Een arme Chinees riep de jaloezie
op van de rijkste mensen van het land, want hij bezat een buitengewoon wit
paard. Iedere keer als men hem voor het dier een fortuin aanbood, antwoordde
de oude man: “Dit paard is meer dan een dier voor mij, hij is een vriend en
ik kan hem niet verkopen?”
Op een dag verdween het paard. De
buren die voor de lege stal bijeengekomen waren, gaven hun mening: “Arme
idioot, dit was te verwachten dat dit dier gestolen zou worden.

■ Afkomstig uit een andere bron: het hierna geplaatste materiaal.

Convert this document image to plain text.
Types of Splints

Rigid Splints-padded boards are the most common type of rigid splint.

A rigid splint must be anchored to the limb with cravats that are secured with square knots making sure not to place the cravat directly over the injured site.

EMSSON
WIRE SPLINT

Waarom heeft
hij het niet verkocht? Wat een ongeluk!”
De boer bleek wat bedachtzamer te
zijn: “We moeten niet overdrijven, zei hij. We kunnen stellen dat het paard
niet meer in de stal staat. Dat is een feit. De rest is een oordeel van uw
kant. Hoe weet u of het een ongeluk of een geluk is? We kennen slechts een
deel van deze geschiedenis. Wie weet wat er nog zal gebeuren?”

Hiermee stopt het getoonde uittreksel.